Lipophilic statins purportedly exert anti-tumoral effects on breast cancer by decreasing proliferation and increasing apoptosis. HMG-CoA reductase (HMGCR), the rate-limiting enzyme of the mevalonate pathway, is the target of statins. However, data on statin-induced effects on HMGCR activity in cancer are limited. Thus, this pre-operative study investigated statin-induced effects on tumor proliferation and HMGCR expression while analyzing HMGCR as a predictive marker for statin response in breast cancer treatment. The study was designed as a window-of-opportunity trial and included 50 patients with primary invasive breast cancer. High-dose atorvastatin (i.e., 80 mg/day) was prescribed to patients for 2 weeks before surgery.
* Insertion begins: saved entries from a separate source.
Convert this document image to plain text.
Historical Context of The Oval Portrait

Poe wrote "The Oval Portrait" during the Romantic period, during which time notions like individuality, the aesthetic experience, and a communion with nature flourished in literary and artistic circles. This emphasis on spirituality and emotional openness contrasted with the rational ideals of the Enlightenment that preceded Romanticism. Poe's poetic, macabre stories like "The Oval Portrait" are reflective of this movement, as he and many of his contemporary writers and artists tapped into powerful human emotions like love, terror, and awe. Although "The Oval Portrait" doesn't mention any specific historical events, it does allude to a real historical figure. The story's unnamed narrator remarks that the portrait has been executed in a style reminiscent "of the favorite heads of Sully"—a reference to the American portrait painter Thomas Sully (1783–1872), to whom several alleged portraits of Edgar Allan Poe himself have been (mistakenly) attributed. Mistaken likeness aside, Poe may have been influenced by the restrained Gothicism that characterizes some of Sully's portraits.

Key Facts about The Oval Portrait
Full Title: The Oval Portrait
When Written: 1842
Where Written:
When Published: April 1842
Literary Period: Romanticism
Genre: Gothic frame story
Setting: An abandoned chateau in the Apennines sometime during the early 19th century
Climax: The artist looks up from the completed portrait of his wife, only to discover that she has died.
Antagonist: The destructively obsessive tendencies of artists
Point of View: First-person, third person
Pre- and post-statin paired tumor samples were analyzed for Ki67 and HMGCR immunohistochemical expression. Changes in the Ki67 expression and HMGCR activity following statin treatment were the primary and secondary endpoints, respectively. Up-regulation of HMGCR following atorvastatin treatment was observed in 68 % of the paired samples with evaluable HMGCR expression (P = 0.0005). The average relative decrease in Ki67 expression following atorvastatin treatment was 7.6 % (P = 0.39) in all paired samples, whereas the corresponding decrease in Ki67 expression in tumors expressing HMGCR in the pre-treatment sample was 24 % (P = 0.02). Furthermore, post-treatment Ki67 expression was inversely correlated to post-treatment HMGCR expression (rs = -0.42; P = 0.03). Findings from this study suggest that HMGCR is targeted by statins in breast cancer cells in vivo, and that statins may have an anti-proliferative effect in HMGCR-positive tumors. Future studies are needed to evaluate HMGCR as a predictive marker for the selection of breast cancer patients who may benefit from statin treatment.

译文

亲脂性他汀类药物据称通过减少增殖和增加细胞凋亡对乳腺癌发挥抗肿瘤作用。HMG-CoA还原酶 (HMGCR) 是甲羟戊酸途径的限速酶,是他汀类药物的靶标。然而,关于他汀类药物对癌症中HMGCR活性的影响的数据有限。因此,这项术前研究调查了他汀类药物对肿瘤增殖和HMGCR表达的影响,同时分析了HMGCR作为他汀类药物在乳腺癌治疗中反应的预测指标。该研究被设计为机会之窗试验,包括50名原发性浸润性乳腺癌患者。大剂量阿托伐他汀 (即80 mg/天) 在手术前给患者服用2周。分析他汀类药物配对前后的肿瘤样本的Ki67和HMGCR免疫组织化学表达。他汀类药物治疗后Ki67表达和HMGCR活性的变化分别是主要终点和次要终点。在68% 具有可评估的HMGCR表达的配对样品中观察到阿托伐他汀治疗后HMGCR的上调 (P = 0.0005)。在所有配对样品中,阿托伐他汀治疗后Ki67表达的平均相对降低为7.6% (P = 0.39),而在治疗前样品中表达HMGCR的肿瘤中Ki67表达的相应降低为24% (P = 0.02)。此外,治疗后Ki67表达与治疗后HMGCR表达呈负相关 (rs = -0.42; P = 0.03)。这项研究的结果表明,HMGCR在体内被他汀类药物靶向于乳腺癌细胞,并且他汀类药物可能在HMGCR阳性肿瘤中具有抗增殖作用。需要进一步的研究来评估HMGCR作为选择可能从他汀类药物治疗中受益的乳腺癌患者的预测指标。